## Introduction

A common prerequisite before any graph problem is the knowledge of graphs and related terminologies such as recursion, stacks, queues, trees, and the 2 standard algorithms __DFS Algorithm__, BFS, and topological sorting. Without knowing these basic algorithms and data structures, jumping on to the shortest path problems in graphs is not recommended.

Nevertheless, we’ll try to cover each point in-depth that is required to find the **shortest path in a directed acyclic graph**.

What do we mean by the Shortest Path in a directed acyclic graph?

Well, it’s a trivial question, but still, for the sake of clarity, we’ll define that let

**G = (V, E)** be a directed graph with **E** edges and **V **vertices.

Let **T** be the shortest path between any 2 vertices in the graph such that there is no other path in the graph between any 2 vertices whose sum of edge weights is less than **T’**s sum of edge weights.

**NOTE**: shortest path between 2 vertices is defined only when the vertices are in the same graph, i.e., the graph should not be disconnected.

Let’s look at an example first.

**Given a weighted DAG G**,

Input: Starting Node Src = 1

Output: List of shortest distances denoting the shortest path from ‘Src’ to all other nodes in the DAG.

For the above DAG, we will return {INF, 0, 2, 6, 5, 3}

So the problem is to find the shortest path from a given source to All other nodes in the weighted DAG.

## Approach

What is the first approach that comes to our mind? Don’t think about any optimizations for now. The first solution that will strike anybody’s mind is from the given ‘src’ node to find the shortest path to each node one by one. For all paths from source to a particular destination node, we will choose the shortest path.

Let’s walk through this solution in the above example.

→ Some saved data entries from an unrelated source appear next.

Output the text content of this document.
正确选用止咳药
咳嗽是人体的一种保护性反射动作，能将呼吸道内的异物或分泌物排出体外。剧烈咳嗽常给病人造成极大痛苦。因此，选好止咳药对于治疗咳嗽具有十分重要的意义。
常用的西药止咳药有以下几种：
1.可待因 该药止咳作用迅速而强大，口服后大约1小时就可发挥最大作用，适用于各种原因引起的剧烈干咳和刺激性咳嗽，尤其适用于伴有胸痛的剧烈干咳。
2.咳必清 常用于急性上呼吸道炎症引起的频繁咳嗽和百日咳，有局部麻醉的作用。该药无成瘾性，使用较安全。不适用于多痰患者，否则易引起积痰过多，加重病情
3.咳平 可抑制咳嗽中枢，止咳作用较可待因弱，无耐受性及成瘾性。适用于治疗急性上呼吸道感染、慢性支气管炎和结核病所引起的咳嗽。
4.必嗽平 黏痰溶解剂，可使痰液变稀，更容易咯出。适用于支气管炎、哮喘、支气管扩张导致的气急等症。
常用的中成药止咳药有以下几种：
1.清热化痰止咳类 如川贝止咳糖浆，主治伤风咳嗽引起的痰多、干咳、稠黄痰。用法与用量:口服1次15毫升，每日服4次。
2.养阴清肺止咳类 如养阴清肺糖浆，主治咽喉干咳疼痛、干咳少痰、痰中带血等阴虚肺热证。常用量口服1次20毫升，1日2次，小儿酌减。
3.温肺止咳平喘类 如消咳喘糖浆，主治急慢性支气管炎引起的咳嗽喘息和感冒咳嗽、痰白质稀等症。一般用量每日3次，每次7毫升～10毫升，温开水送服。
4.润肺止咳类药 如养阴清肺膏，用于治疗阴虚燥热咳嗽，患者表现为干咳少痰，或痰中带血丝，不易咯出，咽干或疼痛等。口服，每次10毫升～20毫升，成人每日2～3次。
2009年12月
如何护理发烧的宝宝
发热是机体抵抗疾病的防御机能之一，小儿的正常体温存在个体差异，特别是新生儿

So the given Source node is 1. Say T_{src - dest}^{i} → denotes the ith path from the ‘src’ node to a particular destination node.

For dest = 0,

There is no path, so the shortest path has weight INF.

For dest = 1,

There is no external path, but the distance from ‘src’ - ‘src’ is trivial, i.e., = 0.

For dest = 2,

T_{1 - 2}^{1} = 1 -> 2, it’s the only path from ‘src’ node to dest node, hence shortest path has weight = 2.

For dest = 3,

T_{1 - 3}^{1} = 1 -> 3, it has distance = 6

T_{1 - 3}^{2} = 1 -> 2 -> 3, it has distance = 9

So the shortest distance of the 2 paths is 6.

For dest = 4,

T_{1 - 4}^{1} = 1 -> 3 -> 4, it has distance = 5

T_{1 - 4}^{2} = 1 -> 2 -> 3 -> 4, it has distance = 8

T_{1 - 4}^{3} = 1 -> 2 -> 4, it has distance = 6

So the shortest distance of the 3 paths is 5.

For dest = 5,

T_{1 - 5}^{1} = 1 -> 2->5, it has distance = 4

T_{1 - 5}^{2} = 1 -> 3 -> 4 -> 5, it has distance = 3

T_{1 - 5}^{3} = 1 -> 2 -> 3 -> 4 -> 5, it has distance = 6

T_{1 - 5}^{4} = 1 -> 2 -> 4 -> 5, it has distance = 4

So the shortest distance of the 4 paths is 3.

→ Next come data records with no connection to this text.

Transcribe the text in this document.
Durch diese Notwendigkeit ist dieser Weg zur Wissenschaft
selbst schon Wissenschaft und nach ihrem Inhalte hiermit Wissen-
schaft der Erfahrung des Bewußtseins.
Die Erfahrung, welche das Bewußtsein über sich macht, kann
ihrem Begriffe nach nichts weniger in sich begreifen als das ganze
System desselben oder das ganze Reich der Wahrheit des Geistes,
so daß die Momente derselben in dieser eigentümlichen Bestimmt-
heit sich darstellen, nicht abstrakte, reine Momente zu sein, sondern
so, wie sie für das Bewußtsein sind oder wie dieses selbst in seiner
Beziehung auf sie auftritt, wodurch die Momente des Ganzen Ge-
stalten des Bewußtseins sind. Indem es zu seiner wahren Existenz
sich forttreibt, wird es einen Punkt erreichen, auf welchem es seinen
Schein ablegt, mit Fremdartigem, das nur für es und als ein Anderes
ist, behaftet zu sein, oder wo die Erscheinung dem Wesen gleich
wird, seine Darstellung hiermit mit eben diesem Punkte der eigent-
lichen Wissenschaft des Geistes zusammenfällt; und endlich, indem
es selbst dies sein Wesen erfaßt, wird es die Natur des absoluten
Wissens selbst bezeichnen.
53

So we will compute the distances from the given ‘src’ node to all other nodes in a similar manner as we walked through the example.

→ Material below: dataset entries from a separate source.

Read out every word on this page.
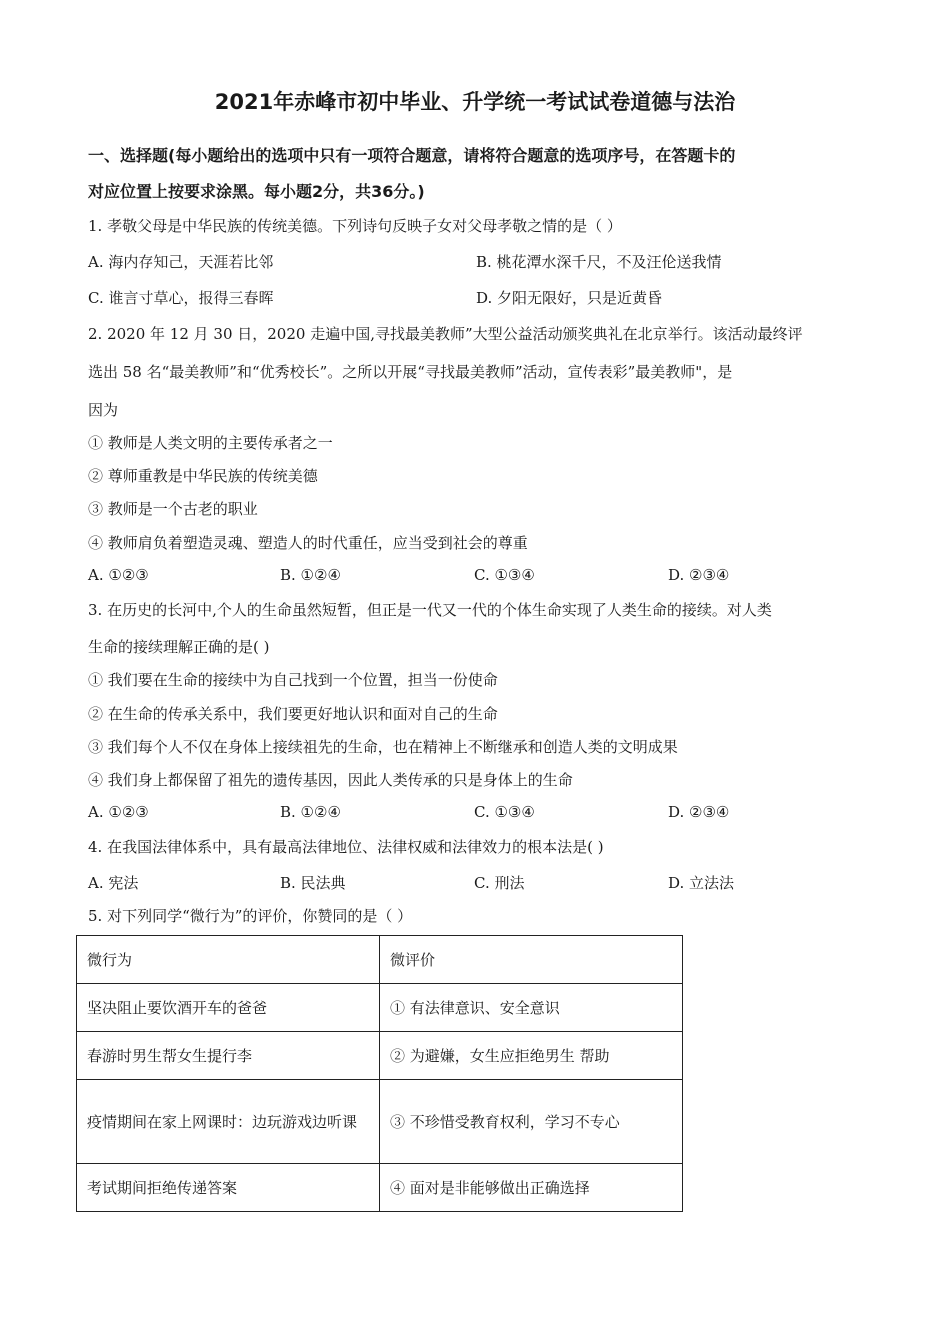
2021年赤峰市初中毕业、升学统一考试试卷道德与法治
一、选择题(每小题给出的选项中只有一项符合题意，请将符合题意的选项序号，在答题卡的
对应位置上按要求涂黑。每小题2分，共36分。)
1. 孝敬父母是中华民族的传统美德。下列诗句反映子女对父母孝敬之情的是（ ）
A. 海内存知己，天涯若比邻	B. 桃花潭水深千尺，不及汪伦送我情
C. 谁言寸草心，报得三春晖	D. 夕阳无限好，只是近黄昏
2. 2020 年 12 月 30 日，2020 走遍中国,寻找最美教师”大型公益活动颁奖典礼在北京举行。该活动最终评
选出 58 名“最美教师”和“优秀校长”。之所以开展“寻找最美教师”活动，宣传表彩”最美教师"，是
因为
① 教师是人类文明的主要传承者之一
② 尊师重教是中华民族的传统美德
③ 教师是一个古老的职业
④ 教师肩负着塑造灵魂、塑造人的时代重任，应当受到社会的尊重
A. ①②③	B. ①②④	C. ①③④	D. ②③④
3. 在历史的长河中,个人的生命虽然短暂，但正是一代又一代的个体生命实现了人类生命的接续。对人类
生命的接续理解正确的是( )
① 我们要在生命的接续中为自己找到一个位置，担当一份使命
② 在生命的传承关系中，我们要更好地认识和面对自己的生命
③ 我们每个人不仅在身体上接续祖先的生命，也在精神上不断继承和创造人类的文明成果
④ 我们身上都保留了祖先的遗传基因，因此人类传承的只是身体上的生命
A. ①②③	B. ①②④	C. ①③④	D. ②③④
4. 在我国法律体系中，具有最高法律地位、法律权威和法律效力的根本法是( )
A. 宪法	B. 民法典	C. 刑法	D. 立法法
5. 对下列同学“微行为”的评价，你赞同的是（ ）
微行为	微评价
坚决阻止要饮酒开车的爸爸	① 有法律意识、安全意识
春游时男生帮女生提行李	② 为避嫌，女生应拒绝男生 帮助
疫情期间在家上网课时：边玩游戏边听课	③ 不珍惜受教育权利，学习不专心
考试期间拒绝传递答案	④ 面对是非能够做出正确选择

Hence now we can formulate our approach for the brute-force approach:

- For a particular node, compute distances of all possible paths from the given ‘src’ node.
- From the calculated distances, find the minimum of them.
- Repeat the same process for all the other nodes in the DAG

### PseudoCode

# Assume that the function computeAllDistances(Src, Dest) returns all possible path distances from Src to Dest.

**Algorithm**

```
___________________________________________________________________
procedure ShortestPathInDAG(Graph G, Src):
___________________________________________________________________
1. Shortest_path_distances ← empty list # final list that will be returned
2. for each vertex v in G.V do
3. List_of_all_possible_path_dists ← computeAllDistances(G, Src, v)
4. If List_of_all_possible_path_dists is not empty do
5. Shortest_path_distances[v] ← min(List_of_all_possible_path_dists)
6. end if
7. else
8. Shortest_path_distances[v] ← INF
9. end else if
10. return Shortest_path_distances
11. end procedure
___________________________________________________________________
```

The above approach is undoubtedly not efficient, as you can see the repetitive computations being made for calculating distances for each node. Let’s look at some efficient algorithms which can solve the same problem efficiently.